Domino's Pizza managing director Jon White said that while other delivery services had a wider range of dishes on offer, pizza had its advantages and was coping well despite the boom in options for customers.

'Our delivery is guaranteed in 30 minutes - that makes us pretty convenient,' he said.

'If they want it to be there in 30 minutes and the quality of the product to be consistent, we achieve that nearly all of the time, and it's hot when it gets there.' He said business was not suffering as a result of the increased competition.

'Obviously there are two major companies specialising in pizza, but there's always been some competition.

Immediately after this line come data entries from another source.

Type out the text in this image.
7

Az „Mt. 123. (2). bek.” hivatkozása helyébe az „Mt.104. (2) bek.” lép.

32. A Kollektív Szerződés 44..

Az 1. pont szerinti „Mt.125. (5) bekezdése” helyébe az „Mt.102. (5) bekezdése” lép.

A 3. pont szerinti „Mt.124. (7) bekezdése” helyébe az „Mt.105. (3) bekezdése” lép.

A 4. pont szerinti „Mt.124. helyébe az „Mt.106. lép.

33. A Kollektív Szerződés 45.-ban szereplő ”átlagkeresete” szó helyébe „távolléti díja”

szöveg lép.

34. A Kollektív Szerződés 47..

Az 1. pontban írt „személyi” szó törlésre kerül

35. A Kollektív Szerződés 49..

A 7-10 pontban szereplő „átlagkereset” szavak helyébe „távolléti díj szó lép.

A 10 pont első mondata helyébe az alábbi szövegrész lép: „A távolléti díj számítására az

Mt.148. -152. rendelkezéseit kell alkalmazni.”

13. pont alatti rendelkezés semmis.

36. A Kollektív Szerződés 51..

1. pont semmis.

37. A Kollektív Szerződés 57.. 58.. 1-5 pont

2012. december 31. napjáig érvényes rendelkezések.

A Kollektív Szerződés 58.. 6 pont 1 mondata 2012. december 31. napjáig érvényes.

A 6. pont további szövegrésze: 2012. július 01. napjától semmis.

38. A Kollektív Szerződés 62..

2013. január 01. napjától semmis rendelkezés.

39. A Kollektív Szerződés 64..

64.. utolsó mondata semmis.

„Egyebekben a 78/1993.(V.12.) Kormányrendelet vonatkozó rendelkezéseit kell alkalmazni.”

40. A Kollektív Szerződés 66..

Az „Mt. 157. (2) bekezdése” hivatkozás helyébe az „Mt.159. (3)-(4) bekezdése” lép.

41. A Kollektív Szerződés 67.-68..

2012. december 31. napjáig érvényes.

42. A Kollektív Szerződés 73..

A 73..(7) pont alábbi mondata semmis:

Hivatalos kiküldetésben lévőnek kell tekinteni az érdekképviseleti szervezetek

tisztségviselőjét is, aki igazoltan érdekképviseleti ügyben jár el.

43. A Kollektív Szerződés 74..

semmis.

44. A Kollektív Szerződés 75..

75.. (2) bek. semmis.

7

'It's just a question of how widespread their distribution is. We cover nearly all of the territory.' The three gourmet services target affluent residents of Central, Mid-Levels, Causeway Bay and Happy Valley - who could afford to dine out instead.

'It's not taking away business from the restaurants, because if you don't want to go out, you don't want to go out,' Mr Feldman said.

'Sales are up when people are working late or it's raining. In the restaurant business, it's the opposite.' Mr King said: 'The restaurant offers an atmosphere we can't replace and we're not trying to.

'It's just providing more choices.' Mr King said the Web site would be relaunched soon.